Сочинения в двух томах. Том первый
Шрифт:
— Разрешите, господин Дролинг! Ваше искусство действует даже и на крепкие нервы.
Художник подошел к нему и протянул ему рюмку:
— Будьте добры, налейте и мне! Благодарю вас! Чокнемся, господин Орлеанский, за то, что я наконец избавился от проклятия!
Рюмки зазвенели одна о другую.
— Да, я теперь свободен! — продолжал старик, и в его дрожащем голосе зазвенело ликование. — все эти ужасные сердца исписаны, а то немногое, что от них осталось, покоится в моих табакерках. Труд моей жизни кончен. Отныне я никогда больше не возьму в руки кисти. Когда вы распорядитесь сегодня пополудни взять мои картины, то захватите с собою также и все мои рисовальные принадлежности. Вы обяжете меня, если сделаете это! — Затем страстным голосом он воскликнул: — И никогда, никогда больше я не буду иметь
Он пододвинул стул вплотную к креслу герцога и схватил обеими руками его правую руку.

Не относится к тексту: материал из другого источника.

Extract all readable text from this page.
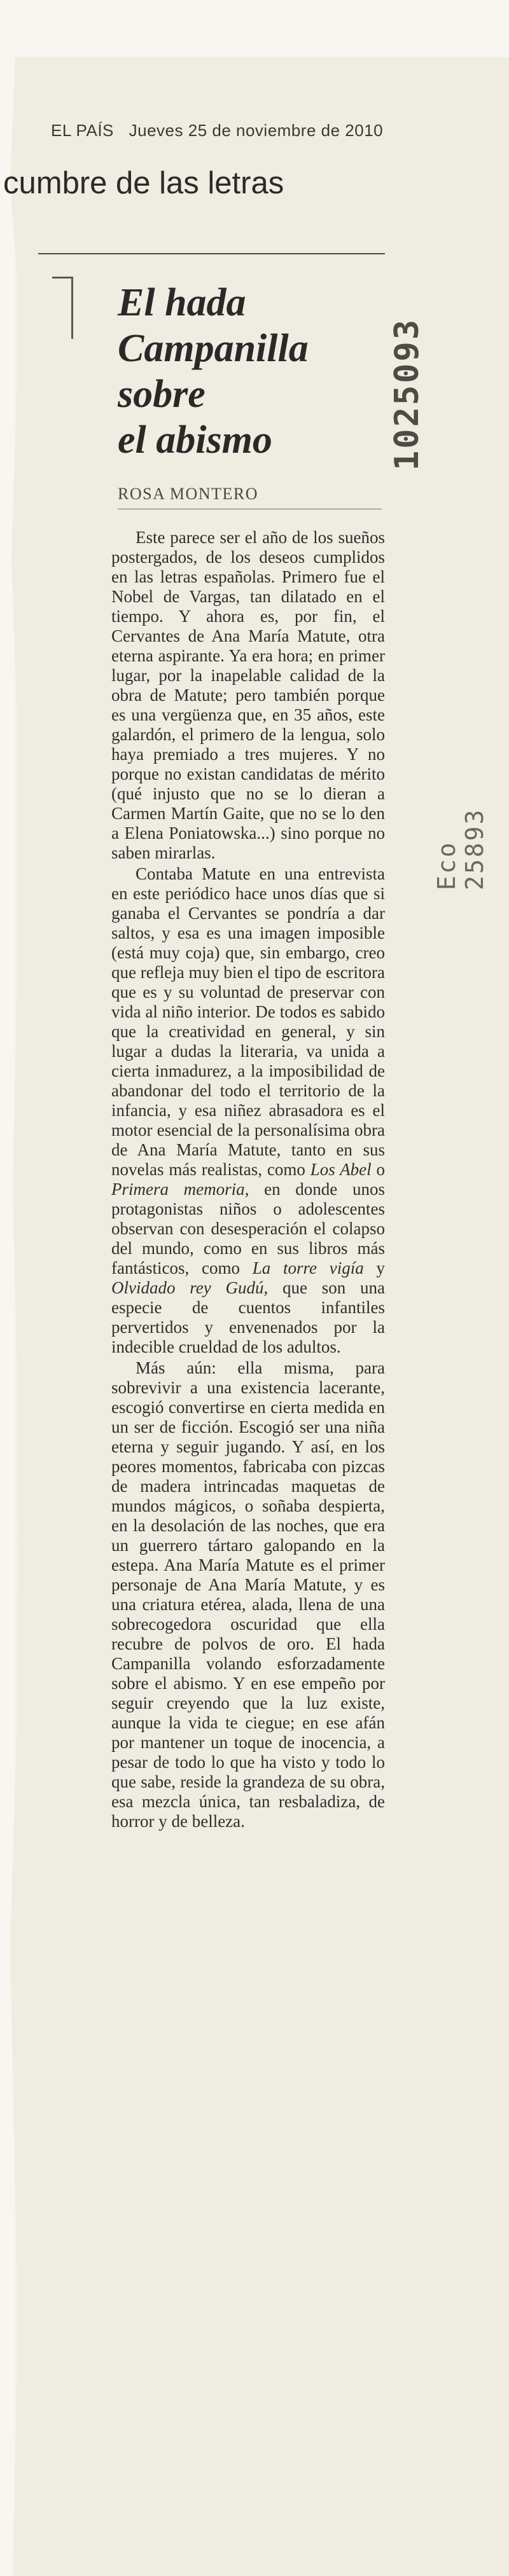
EL PAÍS Jueves 25 de noviembre de 2010
cumbre de las letras
El hada
Campanilla
sobre
el abismo
ROSA MONTERO
1025093
Eco 25893

Este parece ser el año de los sueños postergados, de los deseos cumplidos en las letras españolas. Primero fue el Nobel de Vargas, tan dilatado en el tiempo. Y ahora es, por fin, el Cervantes de Ana María Matute, otra eterna aspirante. Ya era hora; en primer lugar, por la inapelable calidad de la obra de Matute; pero también porque es una vergüenza que, en 35 años, este galardón, el primero de la lengua, solo haya premiado a tres mujeres. Y no porque no existan candidatas de mérito (qué injusto que no se lo dieran a Carmen Martín Gaite, que no se lo den a Elena Poniatowska...) sino porque no saben mirarlas.

Contaba Matute en una entrevista en este periódico hace unos días que si ganaba el Cervantes se pondría a dar saltos, y esa es una imagen imposible (está muy coja) que, sin embargo, creo que refleja muy bien el tipo de escritora que es y su voluntad de preservar con vida al niño interior. De todos es sabido que la creatividad en general, y sin lugar a dudas la literaria, va unida a cierta inmadurez, a la imposibilidad de abandonar del todo el territorio de la infancia, y esa niñez abrasadora es el motor esencial de la personalísima obra de Ana María Matute, tanto en sus novelas más realistas, como Los Abel o Primera memoria, en donde unos protagonistas niños o adolescentes observan con desesperación el colapso del mundo, como en sus libros más fantásticos, como La torre vigía y Olvidado rey Gudú, que son una especie de cuentos infantiles pervertidos y envenenados por la indecible crueldad de los adultos.

Más aún: ella misma, para sobrevivir a una existencia lacerante, escogió convertirse en cierta medida en un ser de ficción. Escogió ser una niña eterna y seguir jugando. Y así, en los peores momentos, fabricaba con pizcas de madera intrincadas maquetas de mundos mágicos, o soñaba despierta, en la desolación de las noches, que era un guerrero tártaro galopando en la estepa. Ana María Matute es el primer personaje de Ana María Matute, y es una criatura etérea, alada, llena de una sobrecogedora oscuridad que ella recubre de polvos de oro. El hada Campanilla volando esforzadamente sobre el abismo. Y en ese empeño por seguir creyendo que la luz existe, aunque la vida te ciegue; en ese afán por mantener un toque de inocencia, a pesar de todo lo que ha visto y todo lo que sabe, reside la grandeza de su obra, esa mezcla única, tan resbaladiza, de horror y de belleza.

— Вы — Орлеанский, вы сын короля Франции. Вы знаете теперь, как ненавижу я вашу семью. Но в это мгновение я так бесконечно рад, что почти забываю, какие ужасные мучения в течение целых десятилетий я испытывал из-за вашей семьи. С тех пор, как стоит земля, никогда ни один человек не вел такой жизни. Слушайте, я хочу вам сказать, как все это произошло. Хоть один человек должен это знать. Почему же этому человеку не быть наследником трона нашей несчастной страны?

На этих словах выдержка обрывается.